La trahison du mercenaire

Je sais, le titre de ce billet relève du pléonasme, puisqu’un mercenaire est par définition un traître. Marat Gabidullin nous a quand même prévenu. Dans son plus récent ouvrage, Ma vérité (Michel Lafon), il livre un témoignage frappant de vérité à propos de la nature d’Evgueni Prigojine – lequel a lancé il y a quelques heures une insurrection armée contre le président Vladimir Poutine.

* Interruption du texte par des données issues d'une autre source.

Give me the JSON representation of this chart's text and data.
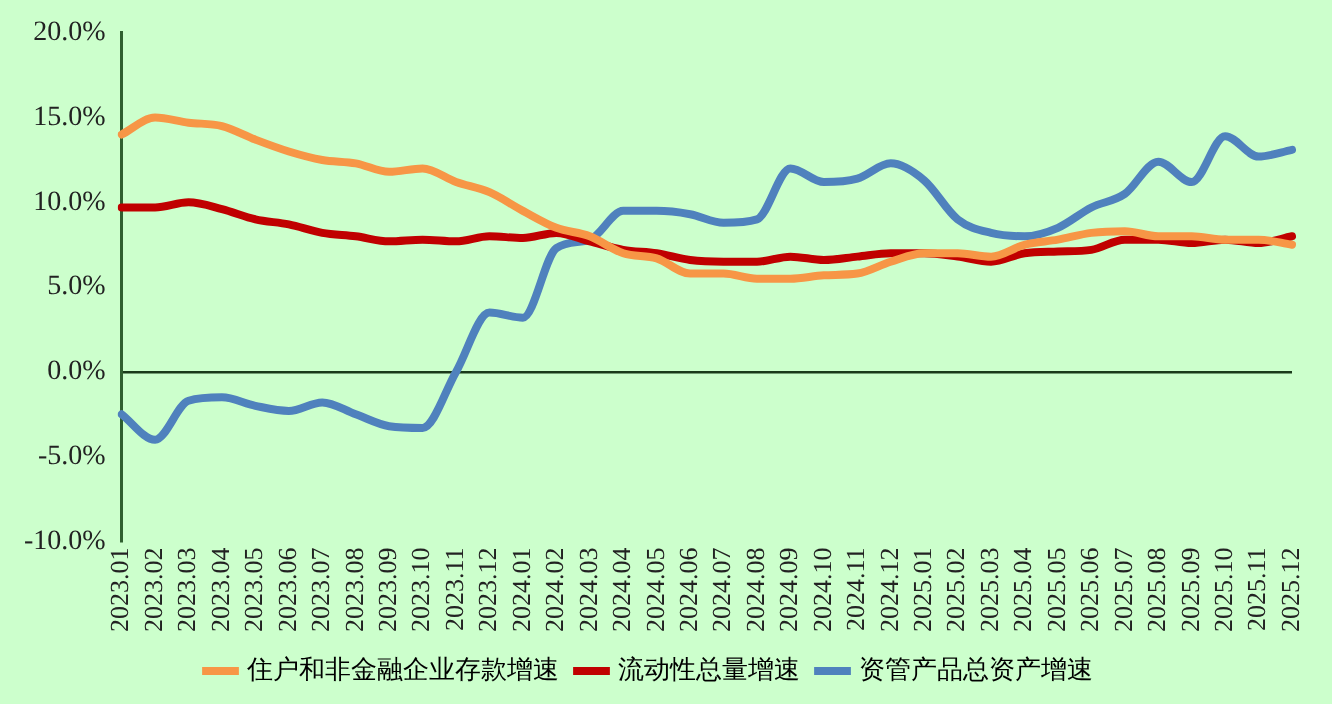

Dès les premières pages, il aborde la course nationaliste dans laquelle son ancien patron est engagé, de même que ses ambitions politiques et de l’armée dont il dispose, une force « capable de déstabiliser tout le pays », des mots qui s’avèrent prophétiques. Depuis qu’il a quitté le groupe mercenaire, l’auteur affirme avoir compris « […] qu’il n’était guidé que par ses intérêts financiers, ses ambitions et sa soif de pouvoir. » Et tant pis si cela signifie qu’il doive poignarder celui sans qui il serait demeuré un intriguant insignifiant. C’est la loi de la jungle.

Son témoignage s’appuie sur son expérience au combat pour la société militaire privée en Tchétchénie, en Libye et en Syrie – pays dans lequel ses camarades et lui « sont allés au casse-pipe, sacrifiés pour sauver la crédibilité du commandement de l’armée russe » et la fréquentation du tonitruant homme d’affaires – il a subi une intervention chirurgicale aux frais d’Evgueni Prigojine. Selon lui, la hiérarchie du groupe Wagner – nommé ainsi en l’honneur du compositeur de prédilection d’Adolf Hitler – repose sur « […] des hommes obéissants et loyaux plutôt que sains d’esprit et expérimentés. » Des gladiateurs contemporains qui prennent les armes parce qu’ils sont payés. C’est la nature même d’un mercenaire et cela soulève la question à savoir qui règle la note de l’insurrection actuelle.